Considering that LLMs will give increasingly better sources for their stuff you still want to make it easy for Google to index your stuff.
Also keep in mind if your site is better indexed by crawlers you can literally influence future LLMs
Yes, a few Wikipedia articles I wrote are now permanently enshrined in almost every LLM's training set.
Complete with a small mistake I made in one (that has since been corrected) which is now impossible to get rid of, because every LLM reinforces it, and slop generators in turn keep generating text which reinforces it.
Rather amusingly, I had a real life argument with an acquaintance once who cited this to me to tell me I'm wrong. I let him know I'm the one that originally wrote the article, made the mistake, and later corrected it, and pointed him to the original citation (which is in a print book that, for whatever reason, has not ended up in any training sets).

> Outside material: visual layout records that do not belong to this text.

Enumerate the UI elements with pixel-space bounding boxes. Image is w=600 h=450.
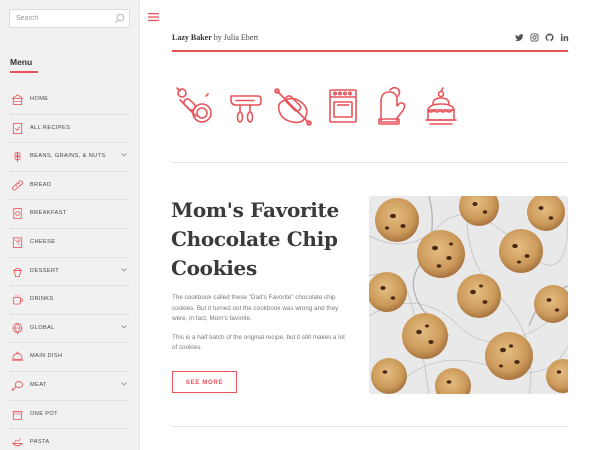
- cookies-image-graphic: [369, 196, 568, 394]
- oven-mitt-icon[interactable]: [371, 86, 411, 128]
- menu-heading: Menu: [10, 57, 33, 67]
- hamburger-menu-icon[interactable]: [148, 12, 159, 22]
- chicken-leg-icon: [11, 381, 24, 391]
- sidebar-item-label: BEANS, GRAINS, & NUTS: [30, 153, 106, 160]
- wheat-icon: [14, 152, 21, 163]
- chevron-down-icon[interactable]: [120, 151, 128, 159]
- post-excerpt: The cookbook called these "Dad's Favorit…: [172, 293, 350, 362]
- globe-icon: [12, 322, 23, 335]
- rolling-pin-plate-icon[interactable]: [174, 86, 214, 128]
- hand-mixer-icon[interactable]: [226, 86, 266, 128]
- post-excerpt-paragraph: This is a half batch of the original rec…: [172, 333, 345, 352]
- sidebar-item-beans-grains-nuts[interactable]: BEANS, GRAINS, & NUTS: [9, 143, 129, 172]
- chocolate-chip-cookies-photo[interactable]: [369, 196, 568, 394]
- twitter-icon[interactable]: [515, 33, 524, 42]
- site-name[interactable]: Lazy Baker: [172, 33, 212, 42]
- sidebar-item-label: HOME: [30, 96, 49, 102]
- see-more-button[interactable]: SEE MORE: [172, 371, 237, 393]
- oven-icon[interactable]: [324, 86, 364, 128]
- section-divider: [172, 162, 568, 163]
- sidebar-item-label: BREAKFAST: [30, 210, 67, 217]
- header-divider: [172, 50, 568, 52]
- github-icon[interactable]: [545, 33, 554, 42]
- search-box[interactable]: [9, 9, 130, 28]
- sidebar-item-all-recipes[interactable]: ALL RECIPES: [9, 115, 129, 144]
- sidebar-item-main-dish[interactable]: MAIN DISH: [9, 343, 129, 372]
- sidebar-item-meat[interactable]: MEAT: [9, 372, 129, 401]
- cupcake-icon: [12, 267, 23, 277]
- baguette-icon: [12, 180, 23, 191]
- cheese-icon: [12, 237, 23, 248]
- menu-heading-underline: [10, 71, 38, 73]
- sidebar-item-label: DESSERT: [30, 267, 60, 274]
- cloche-icon: [11, 351, 24, 361]
- coffee-cup-icon: [12, 294, 23, 305]
- pasta-icon: [11, 437, 24, 447]
- sidebar-item-label: GLOBAL: [30, 324, 55, 331]
- chevron-down-icon[interactable]: [120, 323, 128, 331]
- sidebar-item-cheese[interactable]: CHEESE: [9, 229, 129, 258]
- post-title[interactable]: Mom's Favorite Chocolate Chip Cookies: [171, 196, 361, 283]
- sidebar-item-label: DRINKS: [30, 296, 54, 303]
- sidebar-item-dessert[interactable]: DESSERT: [9, 258, 129, 287]
- sidebar-item-label: ONE POT: [30, 410, 58, 417]
- sidebar-item-label: MEAT: [30, 381, 47, 388]
- section-divider: [172, 426, 568, 427]
- linkedin-icon[interactable]: [560, 33, 569, 42]
- sidebar-item-bread[interactable]: BREAD: [9, 172, 129, 201]
- rolling-pin-dough-icon[interactable]: [273, 86, 313, 128]
- chevron-down-icon[interactable]: [120, 380, 128, 388]
- sidebar-item-label: BREAD: [30, 181, 52, 188]
- sidebar-item-pasta[interactable]: PASTA: [9, 429, 129, 450]
- search-input[interactable]: [10, 10, 110, 27]
- site-brand[interactable]: Lazy Baker by Julia Ebert: [172, 33, 258, 42]
- sidebar-item-breakfast[interactable]: BREAKFAST: [9, 200, 129, 229]
- sidebar-item-home[interactable]: HOME: [9, 86, 129, 115]
- house-icon: [11, 94, 24, 106]
- sidebar-menu: HOME ALL RECIPES BEANS, GRAINS, & NUTS B…: [0, 86, 140, 450]
- chevron-down-icon[interactable]: [120, 266, 128, 274]
- cereal-box-icon: [13, 208, 22, 220]
- pot-icon: [12, 410, 23, 420]
- sidebar-item-label: MAIN DISH: [30, 353, 63, 360]
- site-byline: by Julia Ebert: [211, 33, 259, 42]
- sidebar-item-label: PASTA: [30, 439, 50, 446]
- sidebar-item-one-pot[interactable]: ONE POT: [9, 401, 129, 430]
- clipboard-check-icon: [12, 122, 23, 134]
- post-excerpt-paragraph: The cookbook called these "Dad's Favorit…: [172, 294, 339, 323]
- instagram-icon[interactable]: [530, 33, 539, 42]
- sidebar-item-global[interactable]: GLOBAL: [9, 315, 129, 344]
- category-icon-row: [172, 86, 472, 130]
- sidebar-item-drinks[interactable]: DRINKS: [9, 286, 129, 315]
- cake-icon[interactable]: [421, 86, 461, 128]
- sidebar-item-label: CHEESE: [30, 238, 56, 245]
- search-icon[interactable]: [114, 13, 125, 24]
- sidebar: Menu HOME ALL RECIPES: [0, 0, 140, 450]
- sidebar-item-label: ALL RECIPES: [30, 124, 71, 131]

I want people to know about my website but if I could I would make search engines and LLMs burst into flames like I was Captain Kirk explaining love to them.
> Also keep in mind if your site is better indexed by crawlers you can literally influence future LLMs
Ah, what a glorious fate to aspire to.
Most people I know who have maintained blogs do so to build their personal brand, normally because they make a living through writing or consulting. Gently influencing the pre-tuning weights of future models is just providing unpaid labor to hyperscalers.